Карен Монинг - За горным туманом
Эсмеральда побледнела.
— Идем, — скомандовал он. И она знала, что он не имел в виду то, что было раньше. Уже нет.
Глава 20
— Что ты имеешь в виду, говоря, что он не хочет меня видеть? Я хочу увидеть его, так что пусти меня внутрь, — спорила Эдриен. — Если, конечно, он отдал тебе приказ, что он в особенности не хочет, чтобы я входила в его комнату, — спокойно добавила она.

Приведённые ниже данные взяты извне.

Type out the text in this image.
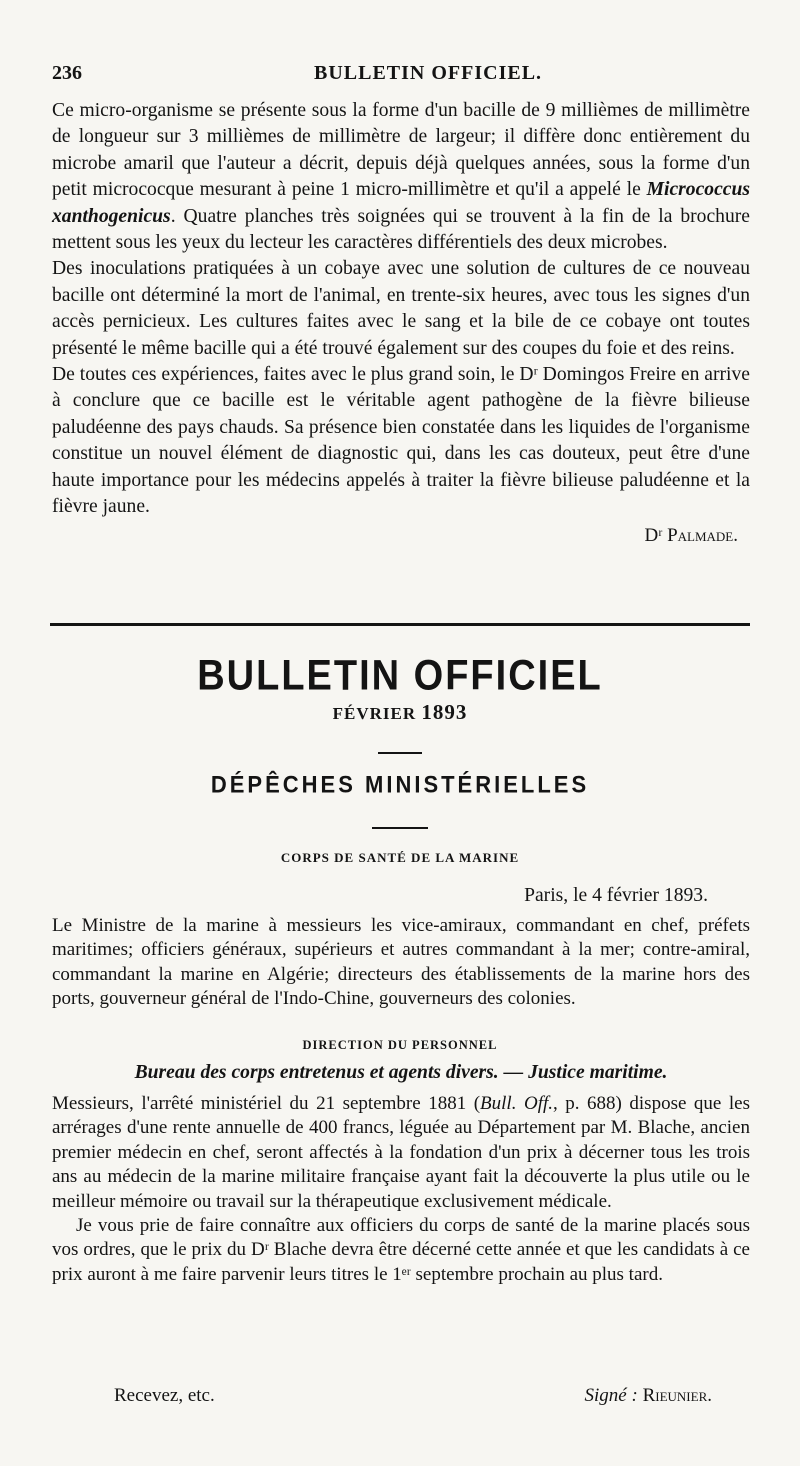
236	BULLETIN OFFICIEL.

Ce micro-organisme se présente sous la forme d'un bacille de 9 millièmes de millimètre de longueur sur 3 millièmes de millimètre de largeur; il diffère donc entièrement du microbe amaril que l'auteur a décrit, depuis déjà quelques années, sous la forme d'un petit micrococque mesurant à peine 1 micro-millimètre et qu'il a appelé le Micrococcus xanthogenicus. Quatre planches très soignées qui se trouvent à la fin de la brochure mettent sous les yeux du lecteur les caractères différentiels des deux microbes.

Des inoculations pratiquées à un cobaye avec une solution de cultures de ce nouveau bacille ont déterminé la mort de l'animal, en trente-six heures, avec tous les signes d'un accès pernicieux. Les cultures faites avec le sang et la bile de ce cobaye ont toutes présenté le même bacille qui a été trouvé également sur des coupes du foie et des reins.

De toutes ces expériences, faites avec le plus grand soin, le Dʳ Domingos Freire en arrive à conclure que ce bacille est le véritable agent pathogène de la fièvre bilieuse paludéenne des pays chauds. Sa présence bien constatée dans les liquides de l'organisme constitue un nouvel élément de diagnostic qui, dans les cas douteux, peut être d'une haute importance pour les médecins appelés à traiter la fièvre bilieuse paludéenne et la fièvre jaune.

Dʳ Palmade.
BULLETIN OFFICIEL
FÉVRIER 1893
DÉPÊCHES MINISTÉRIELLES
CORPS DE SANTÉ DE LA MARINE
Paris, le 4 février 1893.

Le Ministre de la marine à messieurs les vice-amiraux, commandant en chef, préfets maritimes; officiers généraux, supérieurs et autres commandant à la mer; contre-amiral, commandant la marine en Algérie; directeurs des établissements de la marine hors des ports, gouverneur général de l'Indo-Chine, gouverneurs des colonies.

DIRECTION DU PERSONNEL
Bureau des corps entretenus et agents divers. — Justice maritime.

Messieurs, l'arrêté ministériel du 21 septembre 1881 (Bull. Off., p. 688) dispose que les arrérages d'une rente annuelle de 400 francs, léguée au Département par M. Blache, ancien premier médecin en chef, seront affectés à la fondation d'un prix à décerner tous les trois ans au médecin de la marine militaire française ayant fait la découverte la plus utile ou le meilleur mémoire ou travail sur la thérapeutique exclusivement médicale.

Je vous prie de faire connaître aux officiers du corps de santé de la marine placés sous vos ordres, que le prix du Dʳ Blache devra être décerné cette année et que les candidats à ce prix auront à me faire parvenir leurs titres le 1ᵉʳ septembre prochain au plus tard.

Recevez, etc.	Signé : Rieunier.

Хок никогда не сделал бы этого.
Гримм не сдвинулся с места.
— Он не мог! Ты не можешь быть серьезным! О-он… — она затихла в неопределенности. Хок не отказал бы. Ну, он пока не отказывал, но…
Упрямый Гримм, с мрачным взглядом, заслонял собой дверь.
Эдриен пристально посмотрела на него.
— Ты говоришь мне, что мне запрещено входить в комнату моего мужа?
— У меня есть приказ, миледи.
— Я его жена!
— Хорошо, может быть, если бы, черт возьми, вы прежде вели себя как его жена, он не лежал бы здесь! — Глаза Гримма сверкали от злости на его чеканном лице.
— О! — Эдриен отступила, пораженная его яростью.
— Я причинил своему другу серьезный вред. Я загадал ужасное желание, которое я от всего сердца забрал бы назад, если бы только мог. Но я не могу.
— Так это ты загадал это желание! — воскликнула Эдриен.
Не дрогнув, Гримм продолжил.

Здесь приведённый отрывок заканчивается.